Nothing at all against the Apathetic Youth blog – but do you realise that Missing Link links to it in every edition, often twice per edition?

Nico
16 years ago

Umm…why has my blog been kicked off the blog roll? Did I do something wrong?

dr faustus
16 years ago

With regard to xkcd comics, you’re missing half of the joke if you don’t also post the alt-text which accompanies it.

For this one, it’s “What do you want me to do? LEAVE? Then they’ll keep being wrong!”

Niall
16 years ago

Hmmm…..Belladonna, eh? Nice tats. Just what is she looking at, I wonder? Certainly not the mag in her hands.

Niall
16 years ago

Oh, by the by……it seems I’m in the blog roll twice. I can’t possibly be that attractive.

The Worst of Perth
16 years ago

Oh, I thought I was going to find out about UK watermelons. Libertarians less interesting.

Geoff Honnor
Geoff Honnor
16 years ago

“The Apathetic Youth couple has been writing some great stuff recently,”

Really?! Maybe I’m not scrolling down far enough…..

Geoff Honnor
Geoff Honnor
16 years ago

“Feel free not to read their posts if you dont like them(or participate in the ML selection yourself as a team member, or better still in the Love Gods exercise, in which case it will represent in part your own taste rather than that of others who have chosen to do the work).”

See? I knew you’d say that. You have a point, though I’m not sure that it has much to do with the one that I was making.

Caroline
16 years ago

Trying to catch up on my own reader. There’s Slim, whose churned out three posts on the trot after a quiet spell. Granny p in the Canaries writing books, Helen with some galloping something. But I have come here and taken a side-road to find myself as a voyeur of sorts at a wedding. Weddings and Brides make me cry, but not on the net it seems. Nice dress. Its always nice to put faces to names.

I admit it, I was lured out by the nude woman. Yeah, I wonder why too. All very incongruous.

Peter Gallagher
16 years ago

Is there room in this list for a post that does not endorse the rush-to-Garnaut?
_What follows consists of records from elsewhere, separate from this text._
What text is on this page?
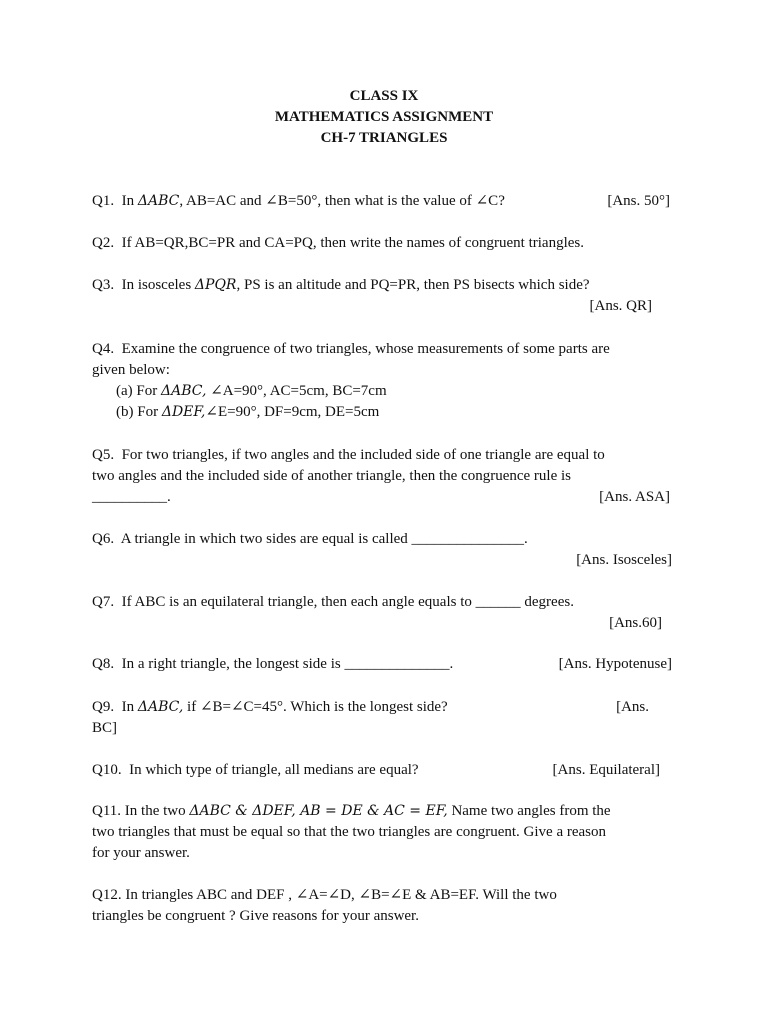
CLASS IX
MATHEMATICS ASSIGNMENT
CH-7 TRIANGLES
Q1. In ΔABC, AB=AC and ∠B=50°, then what is the value of ∠C?	[Ans. 50°]
Q2. If AB=QR,BC=PR and CA=PQ, then write the names of congruent triangles.
Q3. In isosceles ΔPQR, PS is an altitude and PQ=PR, then PS bisects which side?
[Ans. QR]
Q4. Examine the congruence of two triangles, whose measurements of some parts are
given below:
(a) For ΔABC, ∠A=90°, AC=5cm, BC=7cm
(b) For ΔDEF,∠E=90°, DF=9cm, DE=5cm
Q5. For two triangles, if two angles and the included side of one triangle are equal to
two angles and the included side of another triangle, then the congruence rule is
__________.	[Ans. ASA]
Q6. A triangle in which two sides are equal is called _______________.
[Ans. Isosceles]
Q7. If ABC is an equilateral triangle, then each angle equals to ______ degrees.
[Ans.60]
Q8. In a right triangle, the longest side is ______________.	[Ans. Hypotenuse]
Q9. In ΔABC, if ∠B=∠C=45°. Which is the longest side?	[Ans.
BC]
Q10. In which type of triangle, all medians are equal?	[Ans. Equilateral]
Q11. In the two ΔABC & ΔDEF, AB = DE & AC = EF, Name two angles from the
two triangles that must be equal so that the two triangles are congruent. Give a reason
for your answer.
Q12. In triangles ABC and DEF , ∠A=∠D, ∠B=∠E & AB=EF. Will the two
triangles be congruent ? Give reasons for your answer.
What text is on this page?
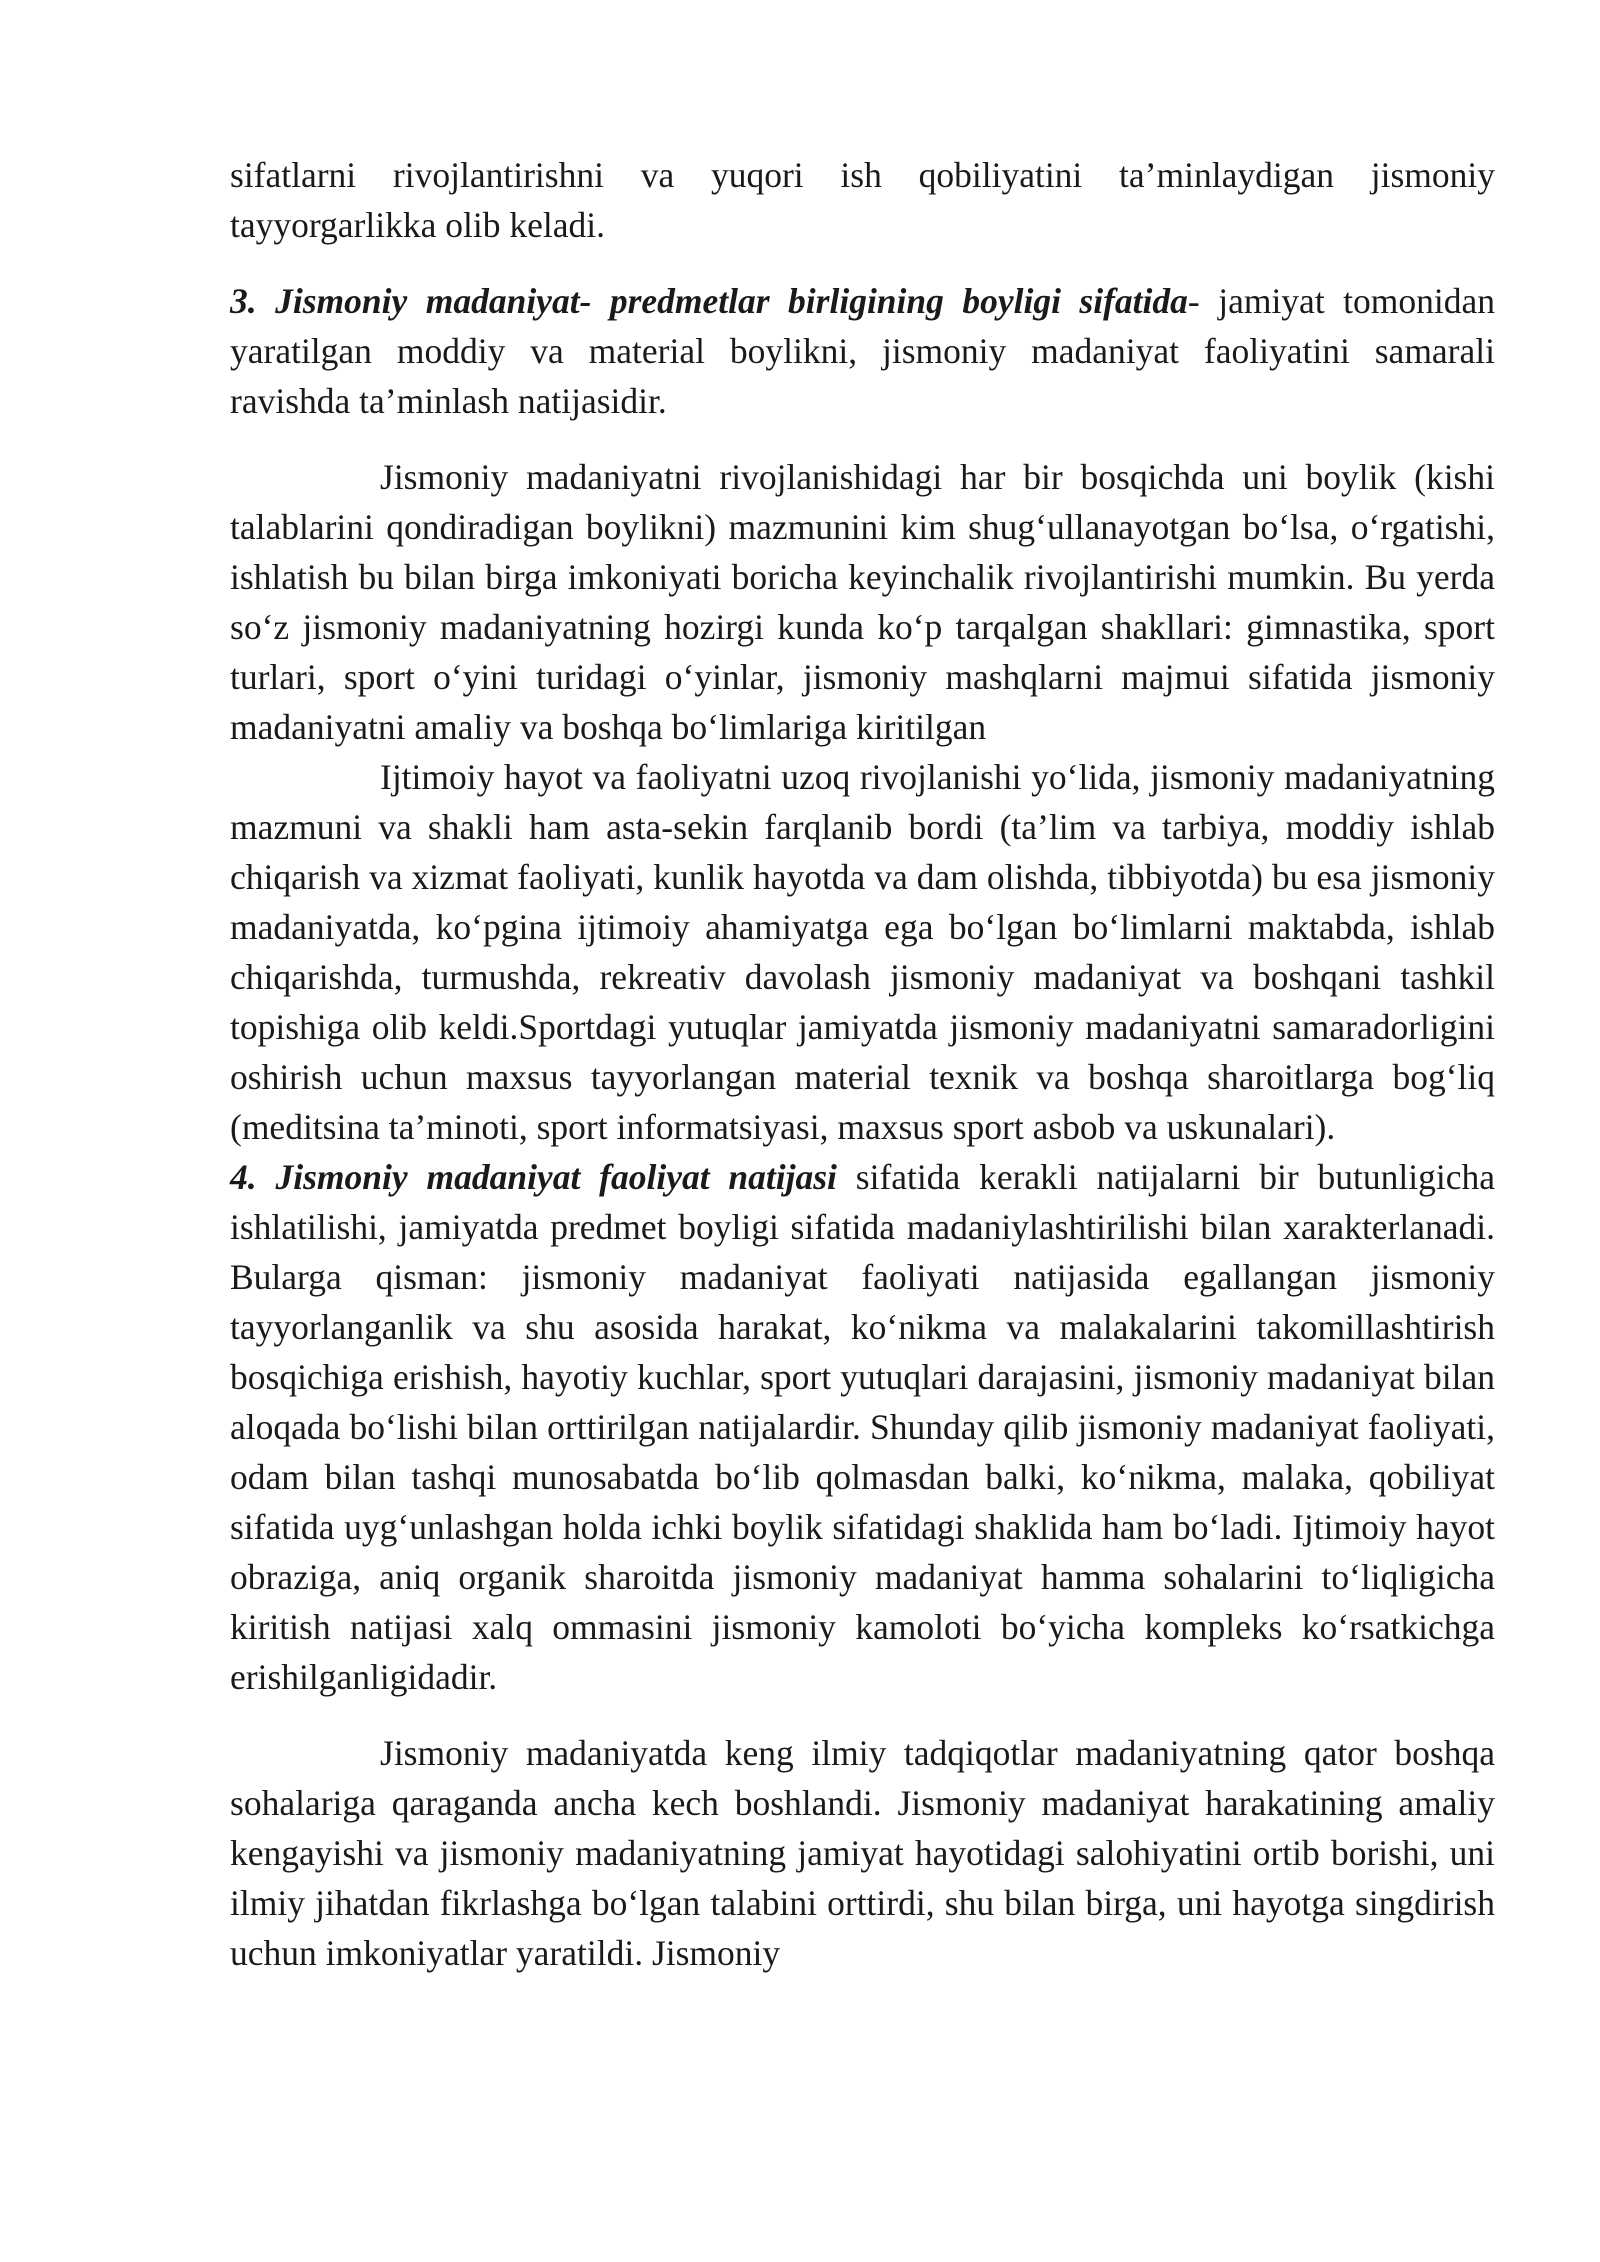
sifatlarni rivojlantirishni va yuqori ish qobiliyatini ta’minlaydigan jismoniy tayyorgarlikka olib keladi.

3. Jismoniy madaniyat- predmetlar birligining boyligi sifatida- jamiyat tomonidan yaratilgan moddiy va material boylikni, jismoniy madaniyat faoliyatini samarali ravishda ta’minlash natijasidir.

Jismoniy madaniyatni rivojlanishidagi har bir bosqichda uni boylik (kishi talablarini qondiradigan boylikni) mazmunini kim shug‘ullanayotgan bo‘lsa, o‘rgatishi, ishlatish bu bilan birga imkoniyati boricha keyinchalik rivojlantirishi mumkin. Bu yerda so‘z jismoniy madaniyatning hozirgi kunda ko‘p tarqalgan shakllari: gimnastika, sport turlari, sport o‘yini turidagi o‘yinlar, jismoniy mashqlarni majmui sifatida jismoniy madaniyatni amaliy va boshqa bo‘limlariga kiritilgan

Ijtimoiy hayot va faoliyatni uzoq rivojlanishi yo‘lida, jismoniy madaniyatning mazmuni va shakli ham asta-sekin farqlanib bordi (ta’lim va tarbiya, moddiy ishlab chiqarish va xizmat faoliyati, kunlik hayotda va dam olishda, tibbiyotda) bu esa jismoniy madaniyatda, ko‘pgina ijtimoiy ahamiyatga ega bo‘lgan bo‘limlarni maktabda, ishlab chiqarishda, turmushda, rekreativ davolash jismoniy madaniyat va boshqani tashkil topishiga olib keldi.Sportdagi yutuqlar jamiyatda jismoniy madaniyatni samaradorligini oshirish uchun maxsus tayyorlangan material texnik va boshqa sharoitlarga bog‘liq (meditsina ta’minoti, sport informatsiyasi, maxsus sport asbob va uskunalari).

4. Jismoniy madaniyat faoliyat natijasi sifatida kerakli natijalarni bir butunligicha ishlatilishi, jamiyatda predmet boyligi sifatida madaniylashtirilishi bilan xarakterlanadi. Bularga qisman: jismoniy madaniyat faoliyati natijasida egallangan jismoniy tayyorlanganlik va shu asosida harakat, ko‘nikma va malakalarini takomillashtirish bosqichiga erishish, hayotiy kuchlar, sport yutuqlari darajasini, jismoniy madaniyat bilan aloqada bo‘lishi bilan orttirilgan natijalardir. Shunday qilib jismoniy madaniyat faoliyati, odam bilan tashqi munosabatda bo‘lib qolmasdan balki, ko‘nikma, malaka, qobiliyat sifatida uyg‘unlashgan holda ichki boylik sifatidagi shaklida ham bo‘ladi. Ijtimoiy hayot obraziga, aniq organik sharoitda jismoniy madaniyat hamma sohalarini to‘liqligicha kiritish natijasi xalq ommasini jismoniy kamoloti bo‘yicha kompleks ko‘rsatkichga erishilganligidadir.

Jismoniy madaniyatda keng ilmiy tadqiqotlar madaniyatning qator boshqa sohalariga qaraganda ancha kech boshlandi. Jismoniy madaniyat harakatining amaliy kengayishi va jismoniy madaniyatning jamiyat hayotidagi salohiyatini ortib borishi, uni ilmiy jihatdan fikrlashga bo‘lgan talabini orttirdi, shu bilan birga, uni hayotga singdirish uchun imkoniyatlar yaratildi. Jismoniy
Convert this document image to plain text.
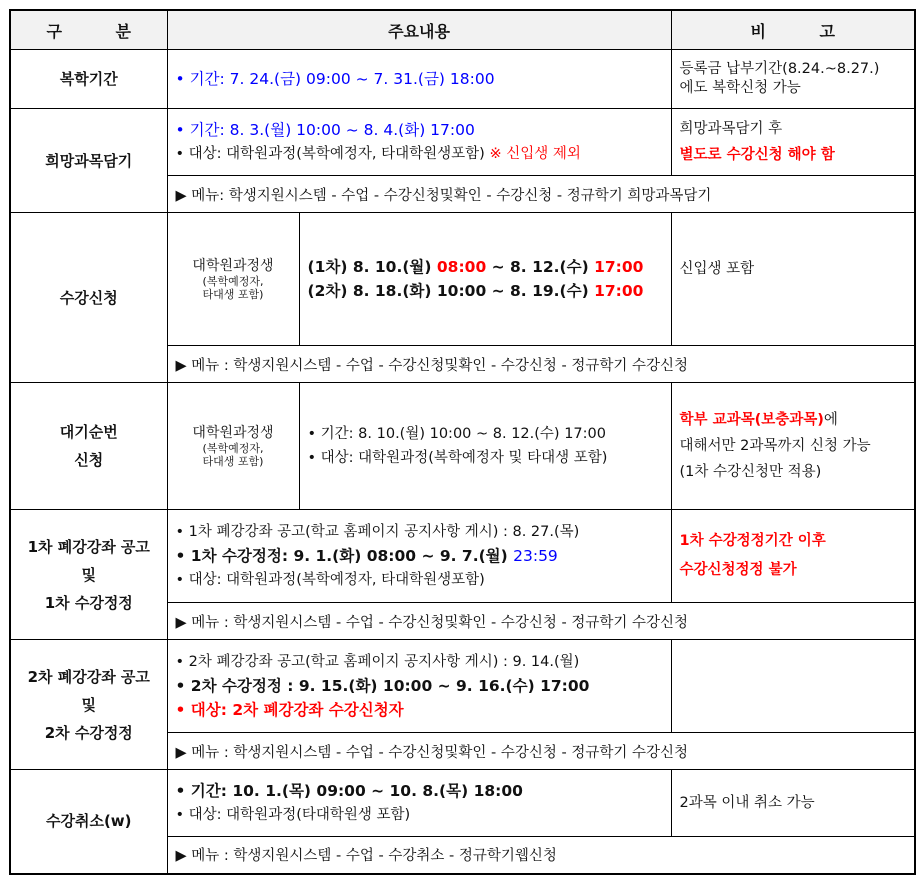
구 분	주요내용		비 고
복학기간	• 기간: 7. 24.(금) 09:00 ~ 7. 31.(금) 18:00		등록금 납부기간(8.24.~8.27.)
에도 복학신청 가능

희망과목담기	• 기간: 8. 3.(월) 10:00 ~ 8. 4.(화) 17:00
• 대상: 대학원과정(복학예정자, 타대학원생포함) ※ 신입생 제외		희망과목담기 후
별도로 수강신청 해야 함

	▶ 메뉴: 학생지원시스템 - 수업 - 수강신청및확인 - 수강신청 - 정규학기 희망과목담기		
수강신청	대학원과정생
(복학예정자,
타대생 포함)	(1차) 8. 10.(월) 08:00 ~ 8. 12.(수) 17:00
(2차) 8. 18.(화) 10:00 ~ 8. 19.(수) 17:00	신입생 포함

	▶ 메뉴 : 학생지원시스템 - 수업 - 수강신청및확인 - 수강신청 - 정규학기 수강신청		

대기순번
신청	대학원과정생
(복학예정자,
타대생 포함)	• 기간: 8. 10.(월) 10:00 ~ 8. 12.(수) 17:00
• 대상: 대학원과정(복학예정자 및 타대생 포함)	학부 교과목(보충과목)에
대해서만 2과목까지 신청 가능
(1차 수강신청만 적용)

1차 폐강강좌 공고
및
1차 수강정정	• 1차 폐강강좌 공고(학교 홈페이지 공지사항 게시) : 8. 27.(목)
• 1차 수강정정: 9. 1.(화) 08:00 ~ 9. 7.(월) 23:59
• 대상: 대학원과정(복학예정자, 타대학원생포함)		1차 수강정정기간 이후
수강신청정정 불가

	▶ 메뉴 : 학생지원시스템 - 수업 - 수강신청및확인 - 수강신청 - 정규학기 수강신청		

2차 폐강강좌 공고
및
2차 수강정정	• 2차 폐강강좌 공고(학교 홈페이지 공지사항 게시) : 9. 14.(월)
• 2차 수강정정 : 9. 15.(화) 10:00 ~ 9. 16.(수) 17:00
• 대상: 2차 폐강강좌 수강신청자		

	▶ 메뉴 : 학생지원시스템 - 수업 - 수강신청및확인 - 수강신청 - 정규학기 수강신청		
수강취소(w)	• 기간: 10. 1.(목) 09:00 ~ 10. 8.(목) 18:00
• 대상: 대학원과정(타대학원생 포함)		2과목 이내 취소 가능
	▶ 메뉴 : 학생지원시스템 - 수업 - 수강취소 - 정규학기웹신청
I think there just isn’t sufficient risk to justify mitigation measures as drastic as he is contemplating.

James Farrell
James Farrell
16 years ago

I got your joke, Geoff.

As for the apparently disproportionate share of ML space awarded to the Apathetic ones, Ken is right that they’re in my folder and Ken’s. But ‘Ken’s’ in this case means a folder called ‘photoblogging’. In other words, he is supposed to be only looking for pictures, but gets sidetracked.

Peter Gallagher
16 years ago

Thank you Ken. That’s generous.

Thanks, too for the link. I’ve previously read the ‘how to talk to a skeptic’ article. I have to say it reminds me (perhaps it’s the title) of pamphlets by Bob Santamaria that they used to hand out at my Catholic High School about how to debate with the Communists (not forgetting the Protestants, of course). I’m just not swayed by a theory that explains away the ‘holocene optimum’ as a galactic cycle and then switches to another ‘long stretch’ theory (carbon+water-vapor feedback) on behalf of current anxieties. The convenience of this argument, to me, is a bit too much like Bob’s defense of Immaculate Conception.

I think many people who bother to look will find it hard to accept there’s enough of a threat even in current temperature records to call for a 70-90% carbon emissions cut.

Best wishes — Peter

Patrick
Patrick
16 years ago

Regarding the Indian cricket auction player auction, Bridgit at GrodsCorp finds the frivolous disposal of such riches in bad taste, given that countys still extensive poverty.

There is a guy in India who runs a little job called Reliance, and is building a house. It is about 16 stories high with seven of them for parking plus more for accomodating his 300 attendants. I suspect the very poor actually appreciate the cricket.